В бескрайних пространствах детства время было для него единственным измерением. Взрослым, пытавшимся наладить с ним связь, никогда не удавалось сделать это при помощи слов. Он вбирал услышанные слова, надолго задумывался, иногда отвечал — совершенно невпопад. Для контакта с ним нужно было отказаться от рассудочного метода. Нянечка осторожно обнимала его, не дотрагиваясь до тех мест, где малышу было больно, и более-менее неповрежденная сторона его головы зарывалась ей в грудь в бессловесном общении. Казалось, что его трогает то, что его трогают. Вполне естественно, что девушка не осмысливала свои дальнейшие ощущения, ибо они были чересчур тонкими, чересчур личными, чтобы называть их осознанием отличительных черт ребенка.
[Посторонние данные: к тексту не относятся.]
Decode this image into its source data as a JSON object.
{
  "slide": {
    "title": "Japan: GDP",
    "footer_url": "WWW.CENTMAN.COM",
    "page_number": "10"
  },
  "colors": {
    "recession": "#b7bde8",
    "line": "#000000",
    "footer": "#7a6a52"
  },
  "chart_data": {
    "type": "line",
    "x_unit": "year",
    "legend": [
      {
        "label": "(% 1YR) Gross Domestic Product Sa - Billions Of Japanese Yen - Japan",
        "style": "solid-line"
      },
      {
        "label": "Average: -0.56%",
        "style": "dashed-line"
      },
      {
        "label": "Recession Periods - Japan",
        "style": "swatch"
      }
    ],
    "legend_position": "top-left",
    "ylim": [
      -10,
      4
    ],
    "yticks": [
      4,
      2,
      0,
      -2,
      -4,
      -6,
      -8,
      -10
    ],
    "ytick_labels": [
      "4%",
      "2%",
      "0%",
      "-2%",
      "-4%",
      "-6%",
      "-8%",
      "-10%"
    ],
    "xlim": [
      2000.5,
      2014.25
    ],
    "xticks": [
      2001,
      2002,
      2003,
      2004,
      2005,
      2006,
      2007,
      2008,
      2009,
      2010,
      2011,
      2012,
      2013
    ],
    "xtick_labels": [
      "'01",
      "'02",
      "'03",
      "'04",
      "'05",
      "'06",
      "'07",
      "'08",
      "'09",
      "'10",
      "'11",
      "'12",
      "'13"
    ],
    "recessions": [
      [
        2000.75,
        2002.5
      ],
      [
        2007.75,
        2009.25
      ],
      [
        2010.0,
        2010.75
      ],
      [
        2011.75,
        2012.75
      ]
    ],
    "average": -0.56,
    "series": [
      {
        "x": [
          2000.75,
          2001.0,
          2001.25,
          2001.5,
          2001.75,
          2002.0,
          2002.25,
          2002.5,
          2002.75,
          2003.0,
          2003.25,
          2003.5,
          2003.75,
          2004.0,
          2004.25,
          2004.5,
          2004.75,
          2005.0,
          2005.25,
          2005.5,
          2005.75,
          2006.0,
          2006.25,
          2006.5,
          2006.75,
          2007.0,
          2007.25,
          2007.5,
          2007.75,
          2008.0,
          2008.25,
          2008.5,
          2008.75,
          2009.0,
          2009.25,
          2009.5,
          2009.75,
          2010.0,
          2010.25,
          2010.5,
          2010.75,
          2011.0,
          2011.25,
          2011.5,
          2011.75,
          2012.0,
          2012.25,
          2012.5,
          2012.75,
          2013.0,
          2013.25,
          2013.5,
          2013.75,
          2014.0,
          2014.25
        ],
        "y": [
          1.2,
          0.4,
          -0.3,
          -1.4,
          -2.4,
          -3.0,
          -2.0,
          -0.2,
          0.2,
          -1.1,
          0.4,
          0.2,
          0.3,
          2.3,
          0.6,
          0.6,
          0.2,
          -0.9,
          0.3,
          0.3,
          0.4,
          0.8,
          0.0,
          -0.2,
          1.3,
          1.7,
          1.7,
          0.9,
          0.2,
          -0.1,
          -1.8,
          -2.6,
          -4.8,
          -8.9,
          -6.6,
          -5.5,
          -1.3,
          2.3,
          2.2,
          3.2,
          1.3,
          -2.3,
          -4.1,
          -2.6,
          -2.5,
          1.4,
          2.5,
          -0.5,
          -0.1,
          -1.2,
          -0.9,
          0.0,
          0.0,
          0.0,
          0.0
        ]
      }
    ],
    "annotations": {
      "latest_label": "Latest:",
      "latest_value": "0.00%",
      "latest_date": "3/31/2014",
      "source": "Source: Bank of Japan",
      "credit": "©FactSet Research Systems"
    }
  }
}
Она не считала себя особенно умной или сообразительной, поэтому позволила этому осознанию существовать где-то в глубине и не обращала на него особого внимания, лишь понимая, что ей лучше, чем другим нянечкам, известна суть личности Мэтти. Она ловила себя на том, что мысленно произносит слова, которые для нее имеют совершенно иной смысл, чем для других.

«Вот Мэтти думает, что я могу находиться в двух местах сразу!»

Тут же она понимала, что смысл ее наблюдений рассеивается или лишается всякой точности из-за слов, в которые его непроизвольно облекает разум. Но понимание возникало слишком часто и сложилось в систему, которая в своем роде определяла для нее сущность Мэтти.

Мэтти думает, что я — не один человек, а два.

Потом еще более личное — Мэтти думает, что я привожу кого-то с собой.

Ее душевная организация была достаточно чуткой, и она понимала, что это представление о Мэтти уникально и непоколебимо. Возможно, она ощущала известную чуткость своей души, занятой столь необычной работой. Как бы там ни было, она чувствовала, что привязана к этому ребенку больше, чем к остальным, и не скрывала этого, а другие дети обижались, поскольку она была очень симпатичной. Она называла его «мой Мэтти». При этих словах он впервые после своего появления из пламени попытался воспользоваться мускулами лица для общения. Его усилия были напряженными и мучительными, как будто маленькому механизму не хватало смазки, но конечный результат не вызывал сомнений — Мэтти улыбался. Однако его искривленный рот оставался закрытым, отчего улыбка получилась недетской и как бы намекала, что улыбаться можно, но это — ненормальное и даже порочное занятие, если предаваться ему слишком часто.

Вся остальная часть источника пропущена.